I ricercatori svilupperanno nuovi modelli
neuro-algologici in soggetti affetti da dolore periferico cronico
Una nuova collaborazione scientifica che prevede interessanti risvolti, con
impatto in ambito internazionale, prende avvio nel Reggino. L’Università
Mediterranea di Reggio Calabria e il Grande Ospedale Metropolitano di Reggio
Calabria hanno stipulato di recente un accordo che annuncia l’inizio
di un progetto di ricerca e collaborazione sul dolore cronico.
La sperimentazione vede coinvolti il reparto di Terapia del Dolore
del GOM seguita dal Dott. Domenico Quattrone ed il Laboratorio di Termografia Avanzata dell’Università
Mediterranea di Reggio Calabria diretto dal Prof. Rosario Morello. Le
attività di ricerca hanno come fine la misura oggettiva del dolore attraverso
la definizione di nuovi modelli diagnostici mediante termografia.

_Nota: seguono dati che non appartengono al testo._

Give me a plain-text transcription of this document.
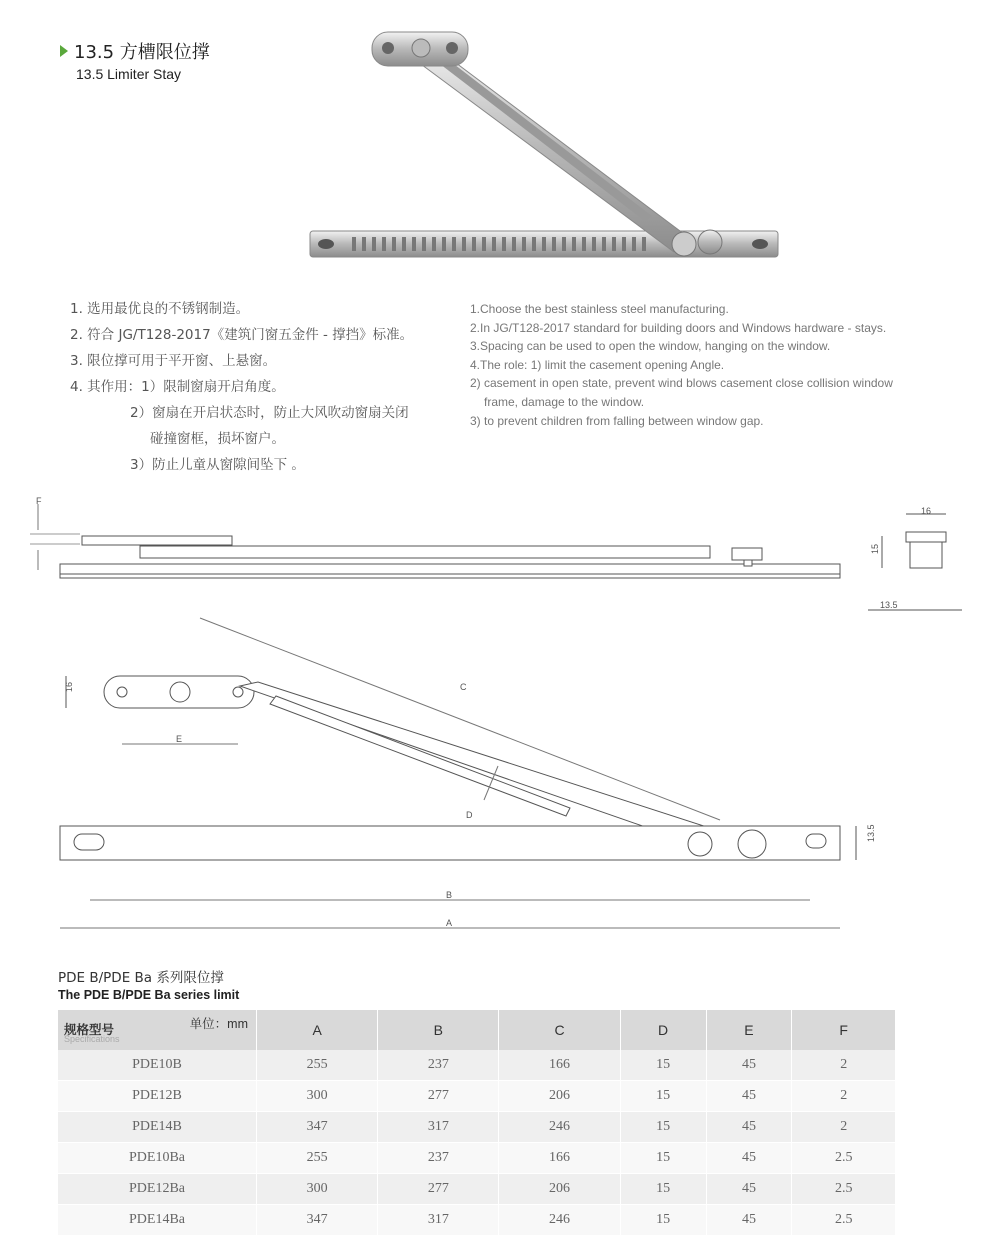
13.5 方槽限位撑
13.5 Limiter Stay
1. 选用最优良的不锈钢制造。
2. 符合 JG/T128-2017《建筑门窗五金件 - 撑挡》标准。
3. 限位撑可用于平开窗、上悬窗。
4. 其作用：1）限制窗扇开启角度。
2）窗扇在开启状态时，防止大风吹动窗扇关闭
碰撞窗框，损坏窗户。
3）防止儿童从窗隙间坠下 。
1.Choose the best stainless steel manufacturing.
2.In JG/T128-2017 standard for building doors and Windows hardware - stays.
3.Spacing can be used to open the window, hanging on the window.
4.The role: 1) limit the casement opening Angle.
2) casement in open state, prevent wind blows casement close collision window
frame, damage to the window.
3) to prevent children from falling between window gap.
F
16
15
13.5
16	C
E
D
13.5
B
A
PDE B/PDE Ba 系列限位撑
The PDE B/PDE Ba series limit
单位：mm
规格型号
Specifications	A	B	C	D	E	F
PDE10B	255	237	166	15	45	2
PDE12B	300	277	206	15	45	2
PDE14B	347	317	246	15	45	2
PDE10Ba	255	237	166	15	45	2.5
PDE12Ba	300	277	206	15	45	2.5
PDE14Ba	347	317	246	15	45	2.5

Il gruppo di ricerca dei due Istituti ha definito e messo a punto una
tecnica innovativa ed unica al mondo la cui sperimentazione prenderà avvio per
la prima volta a Reggio Calabria. I connotati fortemente innovativi della
ricerca consentiranno agli studiosi coinvolti di misurare il dolore attraverso
l’analisi della risposta del flusso sanguigno a livello periferico così da
determinare in modo oggettivo l’entità del dolore in soggetti affetti da dolore
cronico.
La valutazione del dolore oggi fa riferimento a diverse scale. Difatti oggi
la stima dell’entità del dolore è di natura soggettiva poiché si fonda
sull’autovalutazione della sensazione di dolore avvertita dal soggetto
interessato. Sebbene tali scale possano in determinate condizioni fornire una
valutazione utile ai fini del trattamento terapeutico, in altri casi (soggetti
affetti da neuro-patologie, soggetti non in grado di comunicare le proprie
sensazioni...) non consentono di ottenere alcuna valutazione da parte del
soggetto pertanto la stima indiretta si basa sull’osservazione del volto o del
comportamento del paziente. È bene osservare, tuttavia, che la corretta
determinazione della severità del dolore consentirebbe di ottimizzare il piano
terapeutico e la somministrazione farmacologica. Il dolore coinvolge inoltre
diversi aspetti psicosociali e comportamentali, oltre che strettamente clinici
e farmacologici, condizionando negativamente la qualità di vita del paziente.
In tale contesto, i ricercatori svilupperanno nuovi modelli
neuro-algologici in soggetti affetti da dolore periferico cronico. Le attività
prevedono inoltre la definizione di biomarkers utili al trattamento del dolore
neuropatico ai fini del miglioramento della qualità di vita del paziente
mediante terapia del dolore ottimizzata e personalizzata.
La metodologia proposta è non invasiva e non comporta alcun contatto con il
paziente o esposizione a radiazioni; la stessa sfrutta la presenza di
un’incrementata attività a carico del sistema cardiovascolare periferico
nell’area affetta da dolore. Diversi problemi sono tuttavia ancora aperti, ed
ulteriori attività di ricerca e sperimentazione nel settore si rendono
necessarie prima che tale tecnica possa essere considerata un efficace
strumento di misura diagnostico.
Il progetto è stato selezionato dal Ministero dell’Università e della
Ricerca tra le proposte vincitrici del programma di finanziamento PRIN 2022 e
ritenuto quindi Progetto di Rilevante Interesse Nazionale.